Tutto ciò premesso, le Parti concordano quanto segue:
Validità e decorrenza
Il presente accordo ha validità dalla data di firma al 31/12/2023 per tutti i lavoratori di Koinè srl aventi sede a Padova e Maerne (VE) e quelli somministrati con servizio presso queste sedi.
L’accordo potrà venir disdettato anche anticipatamente, previacomunicazione scritta di almeno 90 giorni.
Relazioni Sindacali
Entro il 30 Aprile di ogni anno (entro il 31 maggio per il 2021), in coerenza con l’art. 1, lettera B) “INFORMAZIONI A LIVELLO AZIENDALE”, del vigente CCNL delle Telecomunicazioni, l’azienda si impegna a fornire alle RSU e alle OOSS tutta la documentazione inerente le informazioni sulle materie ivi riportate, nonché i dati di bilancio consuntivi e preventivi.
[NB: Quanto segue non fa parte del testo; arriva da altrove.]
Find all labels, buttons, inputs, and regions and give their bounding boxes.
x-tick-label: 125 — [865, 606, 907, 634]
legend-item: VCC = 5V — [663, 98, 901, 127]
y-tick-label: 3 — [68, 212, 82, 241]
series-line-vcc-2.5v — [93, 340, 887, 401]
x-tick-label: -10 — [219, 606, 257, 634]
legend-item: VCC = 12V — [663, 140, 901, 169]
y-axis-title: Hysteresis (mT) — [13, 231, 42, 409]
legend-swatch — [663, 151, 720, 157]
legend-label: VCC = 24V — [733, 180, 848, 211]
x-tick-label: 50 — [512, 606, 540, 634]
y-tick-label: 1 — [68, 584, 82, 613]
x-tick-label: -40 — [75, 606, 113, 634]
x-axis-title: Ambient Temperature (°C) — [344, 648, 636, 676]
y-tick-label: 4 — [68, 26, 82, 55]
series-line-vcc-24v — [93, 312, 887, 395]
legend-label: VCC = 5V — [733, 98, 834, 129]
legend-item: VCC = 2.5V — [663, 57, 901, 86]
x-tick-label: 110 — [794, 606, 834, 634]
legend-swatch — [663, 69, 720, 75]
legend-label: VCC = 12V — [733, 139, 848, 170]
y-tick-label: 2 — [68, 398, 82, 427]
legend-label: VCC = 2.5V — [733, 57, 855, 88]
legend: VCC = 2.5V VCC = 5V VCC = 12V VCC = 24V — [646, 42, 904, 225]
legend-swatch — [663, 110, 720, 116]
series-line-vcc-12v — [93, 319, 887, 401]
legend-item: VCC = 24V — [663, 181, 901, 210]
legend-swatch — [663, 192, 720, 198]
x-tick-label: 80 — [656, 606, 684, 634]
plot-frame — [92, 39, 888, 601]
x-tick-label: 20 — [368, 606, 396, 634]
Qualora dovessero successivamente intervenire modifiche significative dei programmi aziendali sulle materie oggetto di informazione, saranno forniti ulteriori aggiornamenti.
Verranno concessa due ora annue di assemblea retribuita sul tema “Ambiente&Sicurezza” aggiuntive a quanto previsto dalla legge.
Trasferte
Per tutti gli spostamenti tra le varie sedi del Gruppo HCI e/o presso le sedi dei Committenti, oltre al rimborso, se necessario, delle spese vive di viaggio, vitto e alloggio, verrà corrisposta un’indennità di € 7,00 per ogni ora di viaggio e frazione di 15 minuti, effettuata al di fuori del normale orario di lavoro, fino ad un massimo di € 42,00/die.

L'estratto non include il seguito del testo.